В груди Голицына закипел гнев. «Тоже додумалась! – чуть не вслух выпалил он – Авдотьюшку в монастырь!»

Царевна ткнулась лбом в высокий лоб князя и напряжённо ждала ответа.

– Бывает, – с трудом выжал он наконец из себя – Кои жены не любы да в грехе уличены, тех иной раз в монастырь отсылают.

Приняв слова Василия Васильевича за готовность избавиться от жены, Софья благодарно поцеловала его в глаза.

– Таково солодко с тобою, светик мой Васенька!

Нога царевны коснулась ноги Голицына. Князь провёл холёными пальцами по затылку Софьи.

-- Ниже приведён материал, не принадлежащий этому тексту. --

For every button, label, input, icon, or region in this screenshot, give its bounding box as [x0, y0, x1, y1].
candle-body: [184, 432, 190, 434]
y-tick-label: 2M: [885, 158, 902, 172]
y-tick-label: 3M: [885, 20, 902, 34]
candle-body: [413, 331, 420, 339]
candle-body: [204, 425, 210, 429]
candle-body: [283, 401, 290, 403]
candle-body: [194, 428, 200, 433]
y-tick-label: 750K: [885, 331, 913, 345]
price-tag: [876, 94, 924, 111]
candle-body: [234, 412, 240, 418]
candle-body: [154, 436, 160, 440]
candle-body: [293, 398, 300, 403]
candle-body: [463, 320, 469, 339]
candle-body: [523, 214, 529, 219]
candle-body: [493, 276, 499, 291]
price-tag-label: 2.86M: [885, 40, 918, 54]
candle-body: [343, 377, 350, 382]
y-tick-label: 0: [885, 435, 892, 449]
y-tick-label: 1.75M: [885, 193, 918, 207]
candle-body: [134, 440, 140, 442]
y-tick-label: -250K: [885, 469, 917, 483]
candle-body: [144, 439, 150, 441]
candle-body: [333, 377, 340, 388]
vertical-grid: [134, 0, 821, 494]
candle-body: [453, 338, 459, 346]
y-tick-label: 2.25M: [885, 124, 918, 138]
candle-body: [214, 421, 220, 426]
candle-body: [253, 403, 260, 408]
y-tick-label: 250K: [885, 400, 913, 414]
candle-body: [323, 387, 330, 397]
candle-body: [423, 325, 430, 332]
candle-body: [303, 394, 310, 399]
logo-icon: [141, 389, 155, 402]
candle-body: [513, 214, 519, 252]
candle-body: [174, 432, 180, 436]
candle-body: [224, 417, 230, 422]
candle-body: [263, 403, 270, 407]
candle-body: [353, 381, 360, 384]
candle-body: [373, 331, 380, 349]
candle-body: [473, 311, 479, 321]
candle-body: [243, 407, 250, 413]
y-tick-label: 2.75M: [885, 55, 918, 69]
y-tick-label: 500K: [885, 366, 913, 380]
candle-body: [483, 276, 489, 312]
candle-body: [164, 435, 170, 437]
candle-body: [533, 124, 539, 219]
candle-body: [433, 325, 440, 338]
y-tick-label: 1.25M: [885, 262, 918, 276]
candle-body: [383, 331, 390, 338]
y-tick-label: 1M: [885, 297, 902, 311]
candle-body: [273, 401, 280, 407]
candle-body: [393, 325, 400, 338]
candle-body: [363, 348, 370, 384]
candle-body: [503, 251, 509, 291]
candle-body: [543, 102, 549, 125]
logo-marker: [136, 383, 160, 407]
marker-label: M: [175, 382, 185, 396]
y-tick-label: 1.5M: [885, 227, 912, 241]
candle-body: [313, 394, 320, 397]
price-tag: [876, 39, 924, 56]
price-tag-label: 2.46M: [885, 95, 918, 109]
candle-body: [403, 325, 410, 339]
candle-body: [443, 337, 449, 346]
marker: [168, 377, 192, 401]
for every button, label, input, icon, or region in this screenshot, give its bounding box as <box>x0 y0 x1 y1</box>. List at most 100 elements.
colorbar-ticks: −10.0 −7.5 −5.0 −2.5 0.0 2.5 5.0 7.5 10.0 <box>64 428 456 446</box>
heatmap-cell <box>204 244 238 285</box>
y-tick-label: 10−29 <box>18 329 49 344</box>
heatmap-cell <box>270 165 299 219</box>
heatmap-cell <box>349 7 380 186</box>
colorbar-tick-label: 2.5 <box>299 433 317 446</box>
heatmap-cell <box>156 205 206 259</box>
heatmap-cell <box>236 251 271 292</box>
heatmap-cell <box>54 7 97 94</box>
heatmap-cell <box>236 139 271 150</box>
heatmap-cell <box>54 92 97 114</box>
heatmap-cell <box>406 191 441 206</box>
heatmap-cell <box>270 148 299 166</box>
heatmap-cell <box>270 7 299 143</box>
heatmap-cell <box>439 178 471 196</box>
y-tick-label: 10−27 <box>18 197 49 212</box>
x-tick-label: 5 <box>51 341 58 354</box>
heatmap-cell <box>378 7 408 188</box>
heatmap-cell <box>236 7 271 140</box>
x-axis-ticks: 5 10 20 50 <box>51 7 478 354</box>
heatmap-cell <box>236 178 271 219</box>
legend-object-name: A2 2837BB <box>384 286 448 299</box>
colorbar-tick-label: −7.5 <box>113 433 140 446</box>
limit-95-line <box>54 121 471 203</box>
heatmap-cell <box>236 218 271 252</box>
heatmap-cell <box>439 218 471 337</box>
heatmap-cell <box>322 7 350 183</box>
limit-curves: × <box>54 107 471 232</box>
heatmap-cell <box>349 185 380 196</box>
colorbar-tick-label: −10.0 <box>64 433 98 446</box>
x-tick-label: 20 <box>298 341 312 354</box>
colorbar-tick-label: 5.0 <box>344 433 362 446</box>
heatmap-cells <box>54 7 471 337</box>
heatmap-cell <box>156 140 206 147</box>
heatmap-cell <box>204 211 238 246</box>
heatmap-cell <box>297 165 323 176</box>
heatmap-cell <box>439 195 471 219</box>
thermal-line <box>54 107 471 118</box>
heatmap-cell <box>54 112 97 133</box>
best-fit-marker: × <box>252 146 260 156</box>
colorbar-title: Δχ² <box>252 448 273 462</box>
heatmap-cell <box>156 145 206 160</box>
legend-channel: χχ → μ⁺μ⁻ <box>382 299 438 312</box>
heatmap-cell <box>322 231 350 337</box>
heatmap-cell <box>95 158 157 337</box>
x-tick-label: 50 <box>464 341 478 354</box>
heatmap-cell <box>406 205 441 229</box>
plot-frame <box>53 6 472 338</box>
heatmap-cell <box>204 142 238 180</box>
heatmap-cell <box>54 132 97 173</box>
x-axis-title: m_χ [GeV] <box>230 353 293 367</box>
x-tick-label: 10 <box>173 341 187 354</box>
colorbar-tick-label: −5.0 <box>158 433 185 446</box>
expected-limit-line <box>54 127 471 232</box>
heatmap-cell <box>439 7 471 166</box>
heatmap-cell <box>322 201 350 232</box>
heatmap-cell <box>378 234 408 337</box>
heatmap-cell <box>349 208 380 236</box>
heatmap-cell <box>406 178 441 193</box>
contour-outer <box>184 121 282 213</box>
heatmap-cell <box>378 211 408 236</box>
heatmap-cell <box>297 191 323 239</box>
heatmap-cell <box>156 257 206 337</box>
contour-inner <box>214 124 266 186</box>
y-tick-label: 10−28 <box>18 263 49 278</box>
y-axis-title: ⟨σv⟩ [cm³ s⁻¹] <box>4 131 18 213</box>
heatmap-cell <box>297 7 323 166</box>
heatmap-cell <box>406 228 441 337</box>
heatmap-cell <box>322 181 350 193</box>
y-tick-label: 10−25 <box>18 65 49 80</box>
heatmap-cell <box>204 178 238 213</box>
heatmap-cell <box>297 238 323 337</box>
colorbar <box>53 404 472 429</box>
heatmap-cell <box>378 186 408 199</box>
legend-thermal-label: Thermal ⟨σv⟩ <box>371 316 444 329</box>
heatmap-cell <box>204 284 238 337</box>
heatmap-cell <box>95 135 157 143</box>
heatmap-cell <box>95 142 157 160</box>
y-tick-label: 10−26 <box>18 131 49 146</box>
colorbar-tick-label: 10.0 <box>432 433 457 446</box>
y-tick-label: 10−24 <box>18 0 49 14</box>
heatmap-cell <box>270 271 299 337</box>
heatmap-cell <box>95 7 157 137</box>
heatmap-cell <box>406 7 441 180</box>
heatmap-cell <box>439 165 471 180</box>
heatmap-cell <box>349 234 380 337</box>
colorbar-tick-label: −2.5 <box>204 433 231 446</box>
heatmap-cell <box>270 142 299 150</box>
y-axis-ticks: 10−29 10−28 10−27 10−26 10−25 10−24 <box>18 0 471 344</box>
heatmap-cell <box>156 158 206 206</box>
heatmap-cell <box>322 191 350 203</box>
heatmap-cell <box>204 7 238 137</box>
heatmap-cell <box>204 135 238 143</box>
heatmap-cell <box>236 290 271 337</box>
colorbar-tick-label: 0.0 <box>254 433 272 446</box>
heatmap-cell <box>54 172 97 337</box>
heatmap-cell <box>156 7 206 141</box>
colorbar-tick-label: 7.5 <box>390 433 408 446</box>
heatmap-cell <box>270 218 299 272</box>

Внимательно следивший в щёлку за парочкой, Милославский, довольный поведением князя, прикрыл дверь и лукаво подмигнул расплывшейся в улыбке постельнице:

– А, видно, по мысли пришлась царевне наша мужская ласка.

– Ещё б не по мысли, – щёлкнула Федора двумя пальцами по животу боярина, – коли ваш брат токмо тем и промышляет, что баб в соблазны вводит!

– Соблазнишь тебя, стрекозу! – мазнул боярин ладонью по лицу постельницы. – Небось пол-Москвы сама заворожила.

– А хоть бы и так? – подбоченилась она. – Аль непригожа?

Боярин лихо сдвинул набекрень сплетённую из золотых серебряных ниток с жемчугом тафью и похотливо, как кот, почуявший близость мыши, облизнулся:

– Подь-ко сюда, востроносенькая… Подь-ко, покажу ужотко я тебе, пригожа ли ты…

Постельница подразнила его языком:

– Якшайся ужо с боярынями, а нас, казачек простых, не займай.

Пригнувшись, Иван Михайлович сделал неожиданный прыжок и очутился в объятиях постельницы…

В светлице, на турецком диване, улыбаясь счастливой улыбкой, лежала царевна. Подле неё сидел Голицын. «Господи Боже мой, какой же грех надобно перед Богом и венцами брачными творить, чтобы быть ближе к престолу!» – думал он с горечью и, наклоняясь, тыкался губами в губы Софьи.

Потянувшись, царевна привлекла к себе князя и запойно поцеловала его.

– Сядет на царство Ивашенька – побрачимся с тобой, сокол мой… Как помыслю про сие, чую, словно бы в груди херувимы поют. Инда страх солодкий берёт!..

Постукивая серебряными подковками коротких, алого сафьяна сапог, вынизанных жемчугом по швам, носкам и каблукам, по сеням почти бежал стольник Пётр Андреевич Толстой.